The French competition authority said on Thursday it had fined Schering-Plough, now owned by Merck, 15.3 million euros ($21 million) over what it called a smear campaign against generic competition to Subutex, its drug for opioid addiction.

It also handed out a fine of 414,000 euros to parent Merck and another of 318,000 euros to British supplier Reckitt Benckiser for anti-competitive behaviour in staging the campaign in late 2005.

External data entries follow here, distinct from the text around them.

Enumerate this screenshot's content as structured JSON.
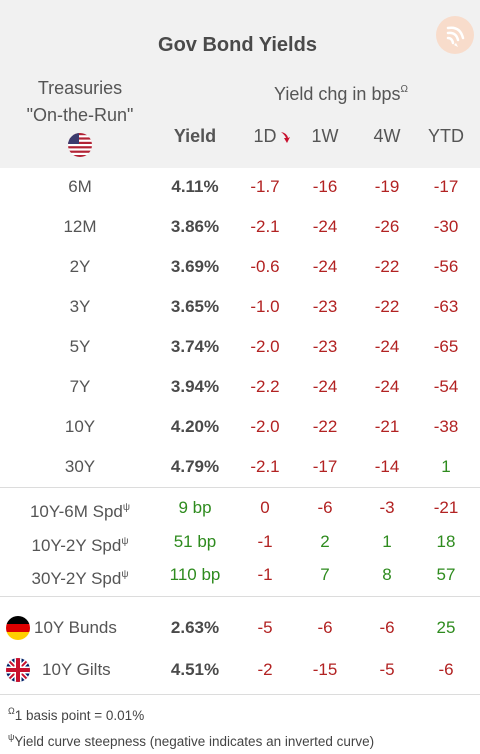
{
  "title": "Gov Bond Yields",
  "header": {
    "treasuries_line1": "Treasuries",
    "treasuries_line2": "\"On-the-Run\"",
    "yield_chg": "Yield chg in bps",
    "yield_chg_sup": "Ω",
    "yield": "Yield",
    "col_1d": "1D",
    "col_1w": "1W",
    "col_4w": "4W",
    "col_ytd": "YTD"
  },
  "treasuries": [
    {
      "label": "6M",
      "yield": "4.11%",
      "d1": "-1.7",
      "w1": "-16",
      "w4": "-19",
      "ytd": "-17"
    },
    {
      "label": "12M",
      "yield": "3.86%",
      "d1": "-2.1",
      "w1": "-24",
      "w4": "-26",
      "ytd": "-30"
    },
    {
      "label": "2Y",
      "yield": "3.69%",
      "d1": "-0.6",
      "w1": "-24",
      "w4": "-22",
      "ytd": "-56"
    },
    {
      "label": "3Y",
      "yield": "3.65%",
      "d1": "-1.0",
      "w1": "-23",
      "w4": "-22",
      "ytd": "-63"
    },
    {
      "label": "5Y",
      "yield": "3.74%",
      "d1": "-2.0",
      "w1": "-23",
      "w4": "-24",
      "ytd": "-65"
    },
    {
      "label": "7Y",
      "yield": "3.94%",
      "d1": "-2.2",
      "w1": "-24",
      "w4": "-24",
      "ytd": "-54"
    },
    {
      "label": "10Y",
      "yield": "4.20%",
      "d1": "-2.0",
      "w1": "-22",
      "w4": "-21",
      "ytd": "-38"
    },
    {
      "label": "30Y",
      "yield": "4.79%",
      "d1": "-2.1",
      "w1": "-17",
      "w4": "-14",
      "ytd": "1"
    }
  ],
  "spreads": [
    {
      "label": "10Y-6M Spd",
      "sup": "ψ",
      "value": "9 bp",
      "d1": "0",
      "w1": "-6",
      "w4": "-3",
      "ytd": "-21"
    },
    {
      "label": "10Y-2Y Spd",
      "sup": "ψ",
      "value": "51 bp",
      "d1": "-1",
      "w1": "2",
      "w4": "1",
      "ytd": "18"
    },
    {
      "label": "30Y-2Y Spd",
      "sup": "ψ",
      "value": "110 bp",
      "d1": "-1",
      "w1": "7",
      "w4": "8",
      "ytd": "57"
    }
  ],
  "foreign": [
    {
      "label": "10Y Bunds",
      "yield": "2.63%",
      "d1": "-5",
      "w1": "-6",
      "w4": "-6",
      "ytd": "25"
    },
    {
      "label": "10Y Gilts",
      "yield": "4.51%",
      "d1": "-2",
      "w1": "-15",
      "w4": "-5",
      "ytd": "-6"
    }
  ],
  "notes": {
    "note1_sup": "Ω",
    "note1": "1 basis point = 0.01%",
    "note2_sup": "ψ",
    "note2": "Yield curve steepness (negative indicates an inverted curve)"
  },
  "colors": {
    "negative": "#b22222",
    "positive": "#2e8b1e",
    "header_bg": "#f1f1f1"
  },
  "icons": {
    "logo": "brand-logo-icon",
    "us_flag": "us-flag-icon",
    "de_flag": "germany-flag-icon",
    "uk_flag": "uk-flag-icon",
    "sort": "sort-down-arrow-icon"
  }
}
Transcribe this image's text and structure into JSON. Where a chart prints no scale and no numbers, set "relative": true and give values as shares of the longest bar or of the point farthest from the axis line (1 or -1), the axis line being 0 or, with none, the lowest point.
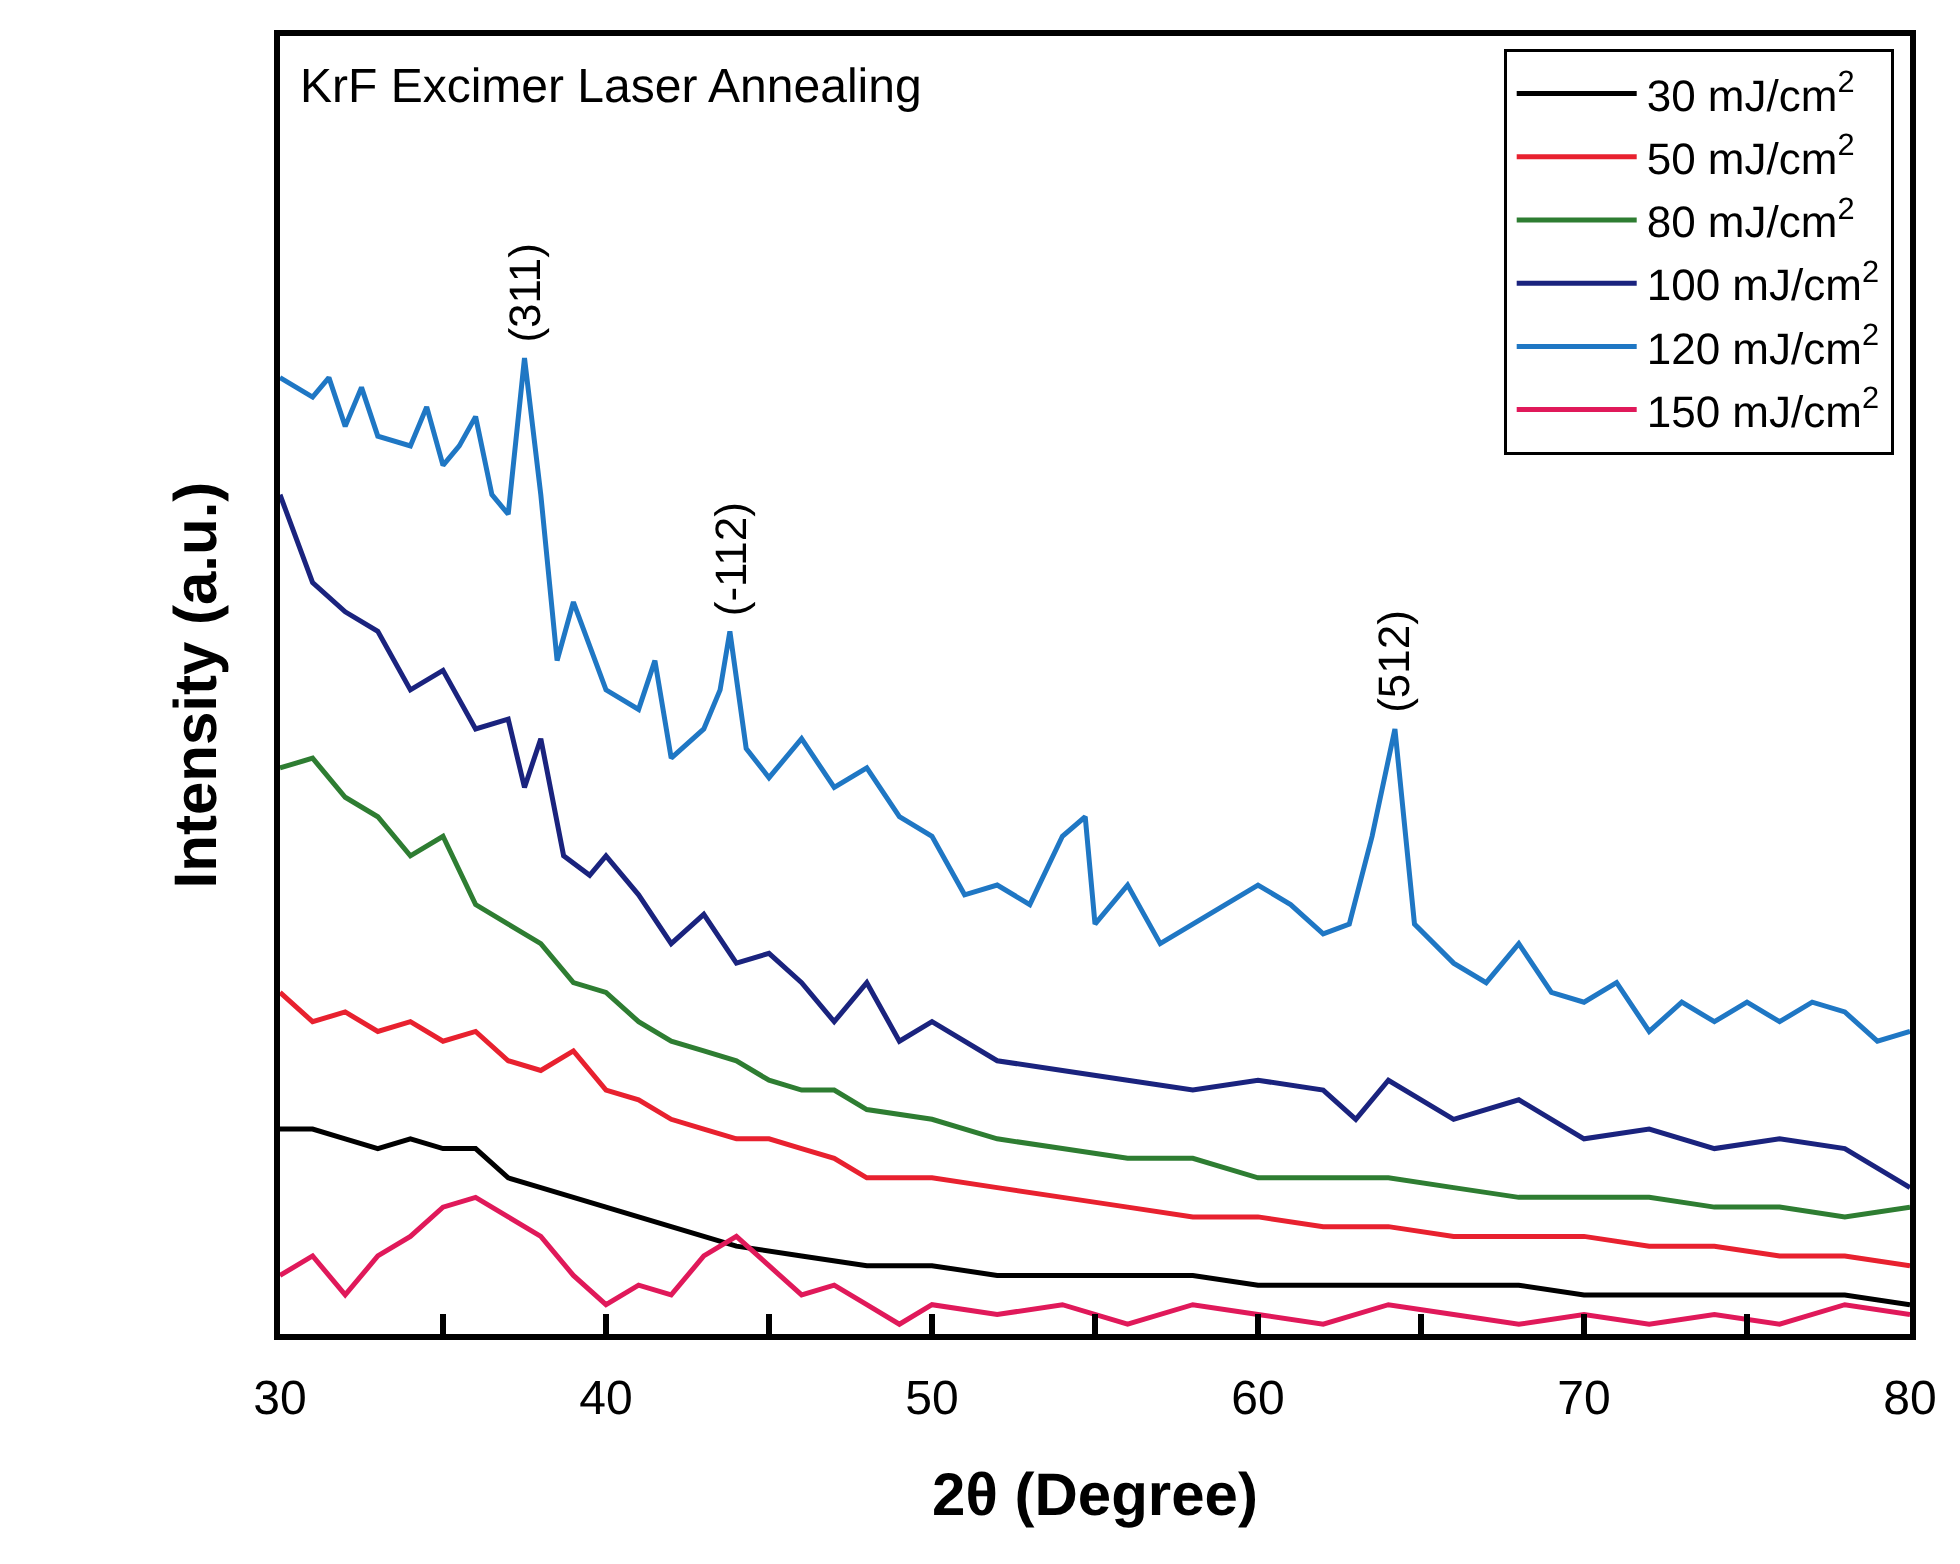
{
  "chart_data": {
    "type": "line",
    "relative": true,
    "title": "KrF Excimer Laser Annealing",
    "xlabel": "2θ (Degree)",
    "ylabel": "Intensity (a.u.)",
    "xlim": [
      30,
      80
    ],
    "xticks": [
      30,
      {
        "value": 35,
        "label": null
      },
      40,
      {
        "value": 45,
        "label": null
      },
      50,
      {
        "value": 55,
        "label": null
      },
      60,
      {
        "value": 65,
        "label": null
      },
      70,
      {
        "value": 75,
        "label": null
      },
      80
    ],
    "legend": "top right",
    "line_style": "solid",
    "marker": "none",
    "annotations": [
      {
        "text": "(311)",
        "x": 37.5,
        "y": 1.0
      },
      {
        "text": "(-112)",
        "x": 43.8,
        "y": 0.72
      },
      {
        "text": "(512)",
        "x": 64.2,
        "y": 0.62
      }
    ],
    "series": [
      {
        "name": "30 mJ/cm$^{2}$",
        "color": "#000000",
        "x": [
          30,
          31,
          32,
          33,
          34,
          35,
          36,
          37,
          38,
          39,
          40,
          42,
          44,
          46,
          48,
          50,
          52,
          54,
          56,
          58,
          60,
          62,
          64,
          66,
          68,
          70,
          72,
          74,
          76,
          78,
          80
        ],
        "values": [
          0.21,
          0.21,
          0.2,
          0.19,
          0.2,
          0.19,
          0.19,
          0.16,
          0.15,
          0.14,
          0.13,
          0.11,
          0.09,
          0.08,
          0.07,
          0.07,
          0.06,
          0.06,
          0.06,
          0.06,
          0.05,
          0.05,
          0.05,
          0.05,
          0.05,
          0.04,
          0.04,
          0.04,
          0.04,
          0.04,
          0.03
        ]
      },
      {
        "name": "50 mJ/cm$^{2}$",
        "color": "#e8212f",
        "x": [
          30,
          31,
          32,
          33,
          34,
          35,
          36,
          37,
          38,
          39,
          40,
          41,
          42,
          43,
          44,
          45,
          46,
          47,
          48,
          50,
          52,
          54,
          56,
          58,
          60,
          62,
          64,
          66,
          68,
          70,
          72,
          74,
          76,
          78,
          80
        ],
        "values": [
          0.35,
          0.32,
          0.33,
          0.31,
          0.32,
          0.3,
          0.31,
          0.28,
          0.27,
          0.29,
          0.25,
          0.24,
          0.22,
          0.21,
          0.2,
          0.2,
          0.19,
          0.18,
          0.16,
          0.16,
          0.15,
          0.14,
          0.13,
          0.12,
          0.12,
          0.11,
          0.11,
          0.1,
          0.1,
          0.1,
          0.09,
          0.09,
          0.08,
          0.08,
          0.07
        ]
      },
      {
        "name": "80 mJ/cm$^{2}$",
        "color": "#2e7d32",
        "x": [
          30,
          31,
          32,
          33,
          34,
          35,
          36,
          37,
          38,
          39,
          40,
          41,
          42,
          43,
          44,
          45,
          46,
          47,
          48,
          50,
          52,
          54,
          56,
          58,
          60,
          62,
          64,
          66,
          68,
          70,
          72,
          74,
          76,
          78,
          80
        ],
        "values": [
          0.58,
          0.59,
          0.55,
          0.53,
          0.49,
          0.51,
          0.44,
          0.42,
          0.4,
          0.36,
          0.35,
          0.32,
          0.3,
          0.29,
          0.28,
          0.26,
          0.25,
          0.25,
          0.23,
          0.22,
          0.2,
          0.19,
          0.18,
          0.18,
          0.16,
          0.16,
          0.16,
          0.15,
          0.14,
          0.14,
          0.14,
          0.13,
          0.13,
          0.12,
          0.13
        ]
      },
      {
        "name": "100 mJ/cm$^{2}$",
        "color": "#1a237e",
        "x": [
          30,
          31,
          32,
          33,
          34,
          35,
          36,
          37,
          37.5,
          38,
          38.7,
          39.5,
          40,
          41,
          42,
          43,
          44,
          45,
          46,
          47,
          48,
          49,
          50,
          52,
          54,
          56,
          58,
          60,
          62,
          63,
          64,
          66,
          68,
          70,
          72,
          74,
          76,
          78,
          80
        ],
        "values": [
          0.86,
          0.77,
          0.74,
          0.72,
          0.66,
          0.68,
          0.62,
          0.63,
          0.56,
          0.61,
          0.49,
          0.47,
          0.49,
          0.45,
          0.4,
          0.43,
          0.38,
          0.39,
          0.36,
          0.32,
          0.36,
          0.3,
          0.32,
          0.28,
          0.27,
          0.26,
          0.25,
          0.26,
          0.25,
          0.22,
          0.26,
          0.22,
          0.24,
          0.2,
          0.21,
          0.19,
          0.2,
          0.19,
          0.15
        ]
      },
      {
        "name": "120 mJ/cm$^{2}$",
        "color": "#1f77c4",
        "x": [
          30,
          31,
          31.5,
          32,
          32.5,
          33,
          34,
          34.5,
          35,
          35.5,
          36,
          36.5,
          37,
          37.5,
          38,
          38.5,
          39,
          40,
          41,
          41.5,
          42,
          43,
          43.5,
          43.8,
          44.3,
          45,
          46,
          47,
          48,
          49,
          50,
          51,
          52,
          53,
          54,
          54.7,
          55,
          56,
          57,
          58,
          59,
          60,
          61,
          62,
          62.8,
          63.5,
          64.2,
          64.8,
          66,
          67,
          68,
          69,
          70,
          71,
          72,
          73,
          74,
          75,
          76,
          77,
          78,
          79,
          80
        ],
        "values": [
          0.98,
          0.96,
          0.98,
          0.93,
          0.97,
          0.92,
          0.91,
          0.95,
          0.89,
          0.91,
          0.94,
          0.86,
          0.84,
          1.0,
          0.86,
          0.69,
          0.75,
          0.66,
          0.64,
          0.69,
          0.59,
          0.62,
          0.66,
          0.72,
          0.6,
          0.57,
          0.61,
          0.56,
          0.58,
          0.53,
          0.51,
          0.45,
          0.46,
          0.44,
          0.51,
          0.53,
          0.42,
          0.46,
          0.4,
          0.42,
          0.44,
          0.46,
          0.44,
          0.41,
          0.42,
          0.51,
          0.62,
          0.42,
          0.38,
          0.36,
          0.4,
          0.35,
          0.34,
          0.36,
          0.31,
          0.34,
          0.32,
          0.34,
          0.32,
          0.34,
          0.33,
          0.3,
          0.31
        ]
      },
      {
        "name": "150 mJ/cm$^{2}$",
        "color": "#e0195a",
        "x": [
          30,
          31,
          32,
          33,
          34,
          35,
          36,
          37,
          38,
          39,
          40,
          41,
          42,
          43,
          44,
          45,
          46,
          47,
          48,
          49,
          50,
          52,
          54,
          56,
          58,
          60,
          62,
          64,
          66,
          68,
          70,
          72,
          74,
          76,
          78,
          80
        ],
        "values": [
          0.06,
          0.08,
          0.04,
          0.08,
          0.1,
          0.13,
          0.14,
          0.12,
          0.1,
          0.06,
          0.03,
          0.05,
          0.04,
          0.08,
          0.1,
          0.07,
          0.04,
          0.05,
          0.03,
          0.01,
          0.03,
          0.02,
          0.03,
          0.01,
          0.03,
          0.02,
          0.01,
          0.03,
          0.02,
          0.01,
          0.02,
          0.01,
          0.02,
          0.01,
          0.03,
          0.02
        ]
      }
    ]
  }
}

Note that while this case did not involve any implications of physical harm to patients, it seemed to involve active deception.

Summary

First, as we have said for years, legal actions like those listed above may or may not result in huge financial penalties, and rarely result in penalties for individuals who authorized, directed or implemented the actions in question, but do serve as markers of the extent of misbehavior by large health care organizations.  Such misbehavior may have adverse consequences for patients and for public health and the health care system.

Second, also as we have said for years, such actions mark the problem, but are unlikely to deter future problems.  In fact, many large health care organizations have settled strings of cases since we started trying to keep track of them (and may not have done so completely).  For example, the Genzyme, hence Sanofi settlement this year is at least the fourth major settlement by this company since 2007. 

Settlements resulting in fines imposed on a company as a whole are diffused, paid by stockholders, employees, and patients, and hence are likely to be regarded as a cost of doing business by top  management.  Managers, however, often are given huge financial incentives for all actions that increase short term revenue.  So managers are likely to continue to enable or direct bad behavior as long as it can bring in lots of revenue at no personal risk.

Third, while there has been a modest increase in discussion of ill-informed, mission-hostile, self-interested, conflicted, or even criminal or corrupt management since we started Health Care Renewal, the increasing plight of journalism seems to be making these issues more anechoic.  The shutdown of PharmaLot and the silencing of its archives is another reminder of how public relations and marketing are now overwhelming disinterested reporting (see this report by Pro Publica).

If we really want to reverse the downward spiral of our ever more expensive, less accessible, and lower quality health care system, we first have to preserve our ability to identify and loudly discuss its problems.